Business Narrative
We are consulting for a massive Biller Operating Unit (BOU). Our system processes 1 million electricity bill payments a day via Bharat Bill Payment System (BBPS).
Due to the 1990s legacy infrastructure of the State Electricity Boards (the Billers), about 1% of transactions (10,000 a day) end up in the platform's "Suspense Ledger". This happens because the Biller's API times out during the payment, leaving our platform unsure if the Biller actually registered the payment.
Currently, a team of 50 operations analysts downloads raw XML logs from the biller, JSON webhooks from NPCI, and CSVs from the database. They manually eyeball partial reference IDs, timestamps, and amounts to figure out if the money should be Refunded to the user or Settled to the Biller.
It is slow, prone to human error, and costs a fortune. The CEO wants you to replace this ops team with an AI Agent.
Stakeholders
- User: Just wants to pay their ₹10,000 commercial electricity bill.
- BOU (Platform): Us. We process the payment and run the Suspense Ledger.
- State Electricity Board (Biller): Uses legacy 1990s database systems with unreliable APIs.
- NPCI (BBPS): The central switch demanding a strict T+1 turnaround time (TAT) on resolving Suspense statuses.
The Zero-Trust AI Architecture
Junior PMs give an LLM direct API POST access. When the LLM hallucinates a ₹50,000 refund, the platform creates a customer-loss incident, audit exposure, and regulatory escalation risk. A Senior PM builds a Three-Layer Strict Zero-Trust framework:
Layer 1: The Mask (DPDP Privacy Compliance)
Before the LLM ever sees a log, a deterministic script intercepts the transaction. Using regex, it replaces Names, Phone Numbers, and Account Numbers with cryptographic hashes (e.g., Rohit -> user_hash: 8f9a2b).

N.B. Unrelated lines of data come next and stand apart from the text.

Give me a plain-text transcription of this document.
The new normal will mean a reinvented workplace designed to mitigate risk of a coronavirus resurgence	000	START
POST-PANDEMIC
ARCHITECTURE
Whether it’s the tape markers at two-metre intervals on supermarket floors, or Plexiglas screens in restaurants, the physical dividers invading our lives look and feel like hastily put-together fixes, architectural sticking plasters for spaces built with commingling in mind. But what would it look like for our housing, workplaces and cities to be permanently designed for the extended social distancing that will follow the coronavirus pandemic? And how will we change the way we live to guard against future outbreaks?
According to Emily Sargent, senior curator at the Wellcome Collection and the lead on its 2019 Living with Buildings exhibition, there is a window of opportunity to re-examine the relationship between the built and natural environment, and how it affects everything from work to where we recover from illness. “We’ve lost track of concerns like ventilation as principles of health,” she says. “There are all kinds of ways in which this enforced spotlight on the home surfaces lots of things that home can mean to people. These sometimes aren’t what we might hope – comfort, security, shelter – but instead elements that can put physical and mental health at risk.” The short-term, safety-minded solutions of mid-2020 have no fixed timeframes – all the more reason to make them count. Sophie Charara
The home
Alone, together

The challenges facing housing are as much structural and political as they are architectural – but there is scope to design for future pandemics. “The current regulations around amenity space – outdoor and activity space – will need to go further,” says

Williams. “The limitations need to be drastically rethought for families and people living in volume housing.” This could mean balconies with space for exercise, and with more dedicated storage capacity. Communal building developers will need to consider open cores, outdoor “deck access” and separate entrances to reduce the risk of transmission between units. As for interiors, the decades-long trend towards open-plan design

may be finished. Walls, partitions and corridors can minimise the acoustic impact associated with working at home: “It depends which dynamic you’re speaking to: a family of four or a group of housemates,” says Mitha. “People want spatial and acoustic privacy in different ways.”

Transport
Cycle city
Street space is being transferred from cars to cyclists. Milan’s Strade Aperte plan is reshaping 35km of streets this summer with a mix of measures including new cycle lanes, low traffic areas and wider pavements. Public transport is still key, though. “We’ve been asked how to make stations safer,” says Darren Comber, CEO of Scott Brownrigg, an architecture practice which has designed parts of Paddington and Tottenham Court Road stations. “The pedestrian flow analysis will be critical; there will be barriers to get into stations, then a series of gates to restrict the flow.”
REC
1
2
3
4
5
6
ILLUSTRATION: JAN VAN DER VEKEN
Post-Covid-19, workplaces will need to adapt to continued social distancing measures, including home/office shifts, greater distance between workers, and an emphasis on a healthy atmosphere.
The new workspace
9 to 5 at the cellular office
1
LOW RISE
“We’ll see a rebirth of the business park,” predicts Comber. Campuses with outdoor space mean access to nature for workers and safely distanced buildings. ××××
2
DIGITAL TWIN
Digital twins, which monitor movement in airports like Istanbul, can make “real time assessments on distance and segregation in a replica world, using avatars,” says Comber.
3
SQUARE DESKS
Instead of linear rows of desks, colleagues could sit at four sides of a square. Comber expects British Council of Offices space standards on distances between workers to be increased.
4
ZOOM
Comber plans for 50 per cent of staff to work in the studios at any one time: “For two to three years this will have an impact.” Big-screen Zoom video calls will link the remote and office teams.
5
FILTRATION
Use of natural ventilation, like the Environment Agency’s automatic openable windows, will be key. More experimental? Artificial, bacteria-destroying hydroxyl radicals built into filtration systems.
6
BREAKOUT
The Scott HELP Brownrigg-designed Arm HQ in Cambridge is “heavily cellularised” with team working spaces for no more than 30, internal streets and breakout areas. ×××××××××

Why? Sending Personally Identifiable Information (PII) to an external LLM provider violates enterprise data residency laws. The AI only needs to see patterns, not identities.
Layer 2: The Brain (LLM Reasoning Engine)
The anonymized NPCI JSON webhook and the messy Biller XML logs are fed into a Large Language Model.
Instruction: Match the NPCI transaction to the Biller XML using timestamps and partial reference IDs. Output strict JSON: {"match_found": true, "suggested_action": "SETTLE", "confidence_score": 0.98}.
Layer 3: The Executioner
The AI does not execute API calls. It passes its JSON to a hardcoded State Machine.
Only if confidence_score > 0.95 and current_time < T+1 does the Executioner fire the /settle API.
The Architect's Challenge: "The Async Blind Spot"
You deploy the AI pipeline. It runs brilliantly—until you hit the legacy enterprise edge case.
The Scenario:
A user pays a ₹10,000 bill. The Biller's server times out. The money sits in Suspense.
The AI Agent looks at the logs, sees the Biller API has been returning 503 Service Unavailable for 12 hours, and rightfully outputs: {"suggested_action": "REFUND_TO_USER"}.
The Executioner processes the refund.
The Catastrophe: The next morning, the Biller emails you. Their API was down, but their internal legacy database ran an offline batch script at midnight that registered the user's ₹10,000 payment. The Biller considers the bill paid, and demands the settlement money.
But you have already refunded the user. You are now short ₹10,000.
The constraints:
- You cannot legally reverse a refund and pull money from the user's bank without a mandate.
- The AI made a logical decision based on the available data (API logs). Prompt engineering will not fix this—the LLM is blind to the offline batch run.
How do you adapt the system architecture to prevent this ₹10,000 loss?